CONCENTRATED LIQUIDITY
Concentrated liquidity was first introduced in Uniswap v3 and continues to work the same way in v4, giving liquidity providers consistent control over where their capital is deployed.
Introduction
Concentrated liquidity allows liquidity providers to allocate their capital within specific price ranges rather than spreading it across all possible prices. This represents a fundamental shift from earlier AMM designs where liquidity was evenly distributed along the entire price curve from zero to infinity**.
While the old approach ensured liquidity was always available at any price, it came with a significant drawback: most of the capital sat unused. In practice, trading activity tends to cluster around certain price levels, leaving vast amounts of liquidity idle.
Stablecoin pairs illustrate this perfectly. Since stablecoins maintain relatively fixed exchange rates, nearly all trading happens within a narrow band around parity. Historical data shows that in traditional pools like DAI/USDC, less than 1% of total capital was actually used for trades between $0.99 and $1.01—the range where most volume occurs and where fees are earned.
Concentrated liquidity solves this inefficiency by letting providers focus their capital exactly where it's needed. A liquidity provider can choose to deploy funds only within the $0.99 to $1.01 range for a stablecoin pair, for example. This creates deeper liquidity around current prices, improving execution for traders while allowing providers to earn more fees per dollar of capital. Each focused allocation is called a position, and providers can create multiple positions per pool, each with different price ranges, building customized liquidity distributions that match their strategies.
Active Liquidity
Liquidity positions have defined price boundaries. When the market price moves outside these boundaries, the position becomes inactive and stops earning trading fees.
As price moves through a position's range, the composition of assets shifts. Swaps gradually convert one asset into the other until the position holds only a single asset when price reaches the boundary. This behavior differs from earlier AMM versions where prices rarely approached the theoretical limits of zero or infinity, so positions rarely became fully one-sided.

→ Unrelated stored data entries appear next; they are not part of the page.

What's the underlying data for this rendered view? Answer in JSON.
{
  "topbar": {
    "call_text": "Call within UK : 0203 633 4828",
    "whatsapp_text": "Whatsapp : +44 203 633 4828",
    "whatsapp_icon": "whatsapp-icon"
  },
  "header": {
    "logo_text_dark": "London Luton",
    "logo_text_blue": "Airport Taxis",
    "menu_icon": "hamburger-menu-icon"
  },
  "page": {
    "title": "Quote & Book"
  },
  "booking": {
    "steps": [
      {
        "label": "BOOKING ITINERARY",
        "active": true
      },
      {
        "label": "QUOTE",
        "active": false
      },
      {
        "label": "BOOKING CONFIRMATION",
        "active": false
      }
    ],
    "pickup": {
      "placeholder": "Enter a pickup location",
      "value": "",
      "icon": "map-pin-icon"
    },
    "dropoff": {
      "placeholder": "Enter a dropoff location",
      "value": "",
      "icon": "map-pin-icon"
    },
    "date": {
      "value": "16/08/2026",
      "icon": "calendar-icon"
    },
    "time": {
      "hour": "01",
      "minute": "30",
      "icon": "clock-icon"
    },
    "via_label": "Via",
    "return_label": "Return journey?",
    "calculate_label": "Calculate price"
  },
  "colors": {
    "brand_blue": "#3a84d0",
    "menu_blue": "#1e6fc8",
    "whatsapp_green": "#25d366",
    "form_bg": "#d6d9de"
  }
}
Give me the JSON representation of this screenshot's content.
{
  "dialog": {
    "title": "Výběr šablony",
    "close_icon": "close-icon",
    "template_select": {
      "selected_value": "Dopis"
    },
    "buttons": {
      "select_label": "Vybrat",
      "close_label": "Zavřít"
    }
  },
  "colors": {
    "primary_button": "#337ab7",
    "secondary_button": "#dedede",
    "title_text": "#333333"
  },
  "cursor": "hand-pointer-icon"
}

If price later moves back into a position's range, the liquidity reactivates and fee earning resumes. This dynamic creates an incentive for providers to position their liquidity where they expect price to remain, balancing the desire for higher fee concentration against the risk of becoming inactive.
Providers can create unlimited positions with different price ranges, allowing the market to organically determine optimal liquidity distribution. Rational providers naturally concentrate their capital where trading is most active, creating efficient price discovery while maintaining flexibility.
Ticks
Concentrated liquidity relies on ticks: discrete price boundaries that divide the continuous price spectrum into manageable segments.
Each tick represents a 0.01% price movement. When creating a position, providers select a lower tick and an upper tick that define their position's boundaries.
During swaps, the protocol uses all available liquidity within the current tick interval. When price crosses into a new tick, the contract activates any positions that have boundaries at that tick, seamlessly incorporating new liquidity into the active trading range.
Not all ticks can be active simultaneously. The spacing between potentially active ticks depends on the pool's fee tier. Lower fee pools allow tighter tick spacing, enabling more granular liquidity placement. Higher fee pools use wider spacing, reducing computational complexity.
Crossing an active tick during a swap incurs additional gas costs because the contract must process the activation of new positions. However, inactive ticks have no impact on swap costs.
For stablecoin pairs where precision matters most, tighter tick spacing enables providers to place liquidity with greater granularity. This results in better prices for traders and more efficient capital utilization, making concentrated liquidity particularly valuable for stablecoin trading.